“Of course it should be considered art!”
When asked about the worthiness of his director's second instalment in the infamous Human Centipede series, star Lawrence R. Harvey revs our fascinating chat up a notch.
“It is a work of intelligence and aesthetic judgement within a respected medium,” he claims, speaking to SBS Movies only a few hours before the notorious film screens uncut – in defiance of a ruling from the Office of Film and Literature Classification – at its Sydney premiere. “It is up to [the audience] if you want to consider it good art or bad art. But it is art, already.”
Harvey makes his feature debut as Martin, an obsessed fan of the first film who sets out to recreate the vision of Dr Heiter (Dieter Laser) in the sequel to one of the most reviled (and, by some, beloved) horror works of the last few years. He relates the experience of working with Dutch agitant-auteur Tom Six as...gleeful. “He is brilliant to work with,” says Harvey. “He is this boyish, enthusiastic guy, like a little puppy. When we were filming he would be lining up shots because they felt uncomfortable, or he would see some mould in the background, and he'd be like, to the camera guy, 'Oh, that's so nasty!' ” Not entirely realising the ironic extent of his statement, the Brit actor concludes by saying, “He's got sort of a dark sense of humour.”
For Harvey, coping with the discomfort of filming the movie's most debased acts (specifically, the graphic rape of the final stage of the Centipede) required both compassion for his fellow actor and commitment to his method. “I go away quietly to a corner, where I work things out on my own,” he says. “After that particular scene, I go over to Emma (Lock, the actress cast as the 'final stage') and want to make sure she is ok. It's very emotional, for both of us.”
No doubt shaken, Lock and her support cast members could walk away from such scenes, usually within a day (the film, shot largely in black-and-white, was a low budget project despite the first film's notoriety). It was a different dynamic for Harvey, who would have to return to the psychology of the act at the director's whim. “It really hit me when I had to redo the scene for close-ups and cutaways. Emma wasn't there for those scenes so I had to go through what she did for those scenes in order to get my scenes in tandem, and that was difficult,” he relates.
Generating audience sympathy for Martin was crucial – up to a point. The character is defined as a victim, a victim of sexual and emotional abuse at the hands of his mother and, subsequently, his psychologist. Harvey points to one of Australian cinema's most beloved anti-heroes – Nicholas Hope's lead portrayal of Rolf de Heer's Bad Boy Bubby – as inspiration.
“Bubby comes out of his abusive cocoon and people are positive towards him, encouraging him to be a more whole person,” says Harvey. “In this film, we see Martin outside of his house but in a job where we see that type of abuse [reinforced]. Those that end up in the Centipede are types of people who have abused him in some way.
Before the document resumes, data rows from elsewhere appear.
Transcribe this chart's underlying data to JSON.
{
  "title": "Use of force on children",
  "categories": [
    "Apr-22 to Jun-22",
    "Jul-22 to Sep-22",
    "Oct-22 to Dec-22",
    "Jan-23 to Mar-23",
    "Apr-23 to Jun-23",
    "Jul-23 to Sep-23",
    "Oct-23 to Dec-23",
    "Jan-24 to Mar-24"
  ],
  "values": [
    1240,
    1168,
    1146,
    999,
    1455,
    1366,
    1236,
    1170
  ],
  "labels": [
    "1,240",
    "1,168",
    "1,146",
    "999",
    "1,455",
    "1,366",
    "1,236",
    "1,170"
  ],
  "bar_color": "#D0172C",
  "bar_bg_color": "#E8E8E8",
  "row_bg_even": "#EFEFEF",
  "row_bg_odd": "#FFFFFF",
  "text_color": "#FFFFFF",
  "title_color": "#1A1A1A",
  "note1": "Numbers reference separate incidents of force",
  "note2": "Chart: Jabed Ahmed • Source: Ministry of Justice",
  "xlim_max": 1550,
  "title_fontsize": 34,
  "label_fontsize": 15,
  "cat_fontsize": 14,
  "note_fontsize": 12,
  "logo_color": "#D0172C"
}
Martin has been abused sexually, emotionally by those that should have given him love. It is isn't his fault, it's his background.”
But empathy for his character's psychological make-up can only extend so far. “For me, the sympathy should stop,” he states bluntly. “The rape scene is one act too much for the audience sympathy.”
Tom Six challenges the concept of the 'Fourth Wall' – that mythical bridge that provides audiences with a barrier between the horrors on-screen and the safety of their cinema seat – by making his sequel's villain a man motivated by his love of the film, The Human Centipede. For Harvey, it's a bold artistic move. “The first film was very much concerned with the tropes of the horror film narrative and plays those for absurdity,” he opines. “The second one is about the reaction to just such a film and how they manifest within society. In the second film, there is certainly a reaction against the macho posturing, the 'Yeah, more gore, bring it on...' fans. In this film, Tom slaps you in the face and says 'Be careful what you wish for.' It reaches for those Grand Guignol absurdities of violence.”
Lawrence Harvey teases us with an insight into what Tom Six has in store for the final chapter of the Centipede trilogy. Confirming the director's commitment to stylistically re-inventing the works with each outing, Harvey hints that the third film, The Final Sequence, will reflect Italian Giallo influences. “The third one will be rich, saturated in colour,” he says “A completely different visual style.”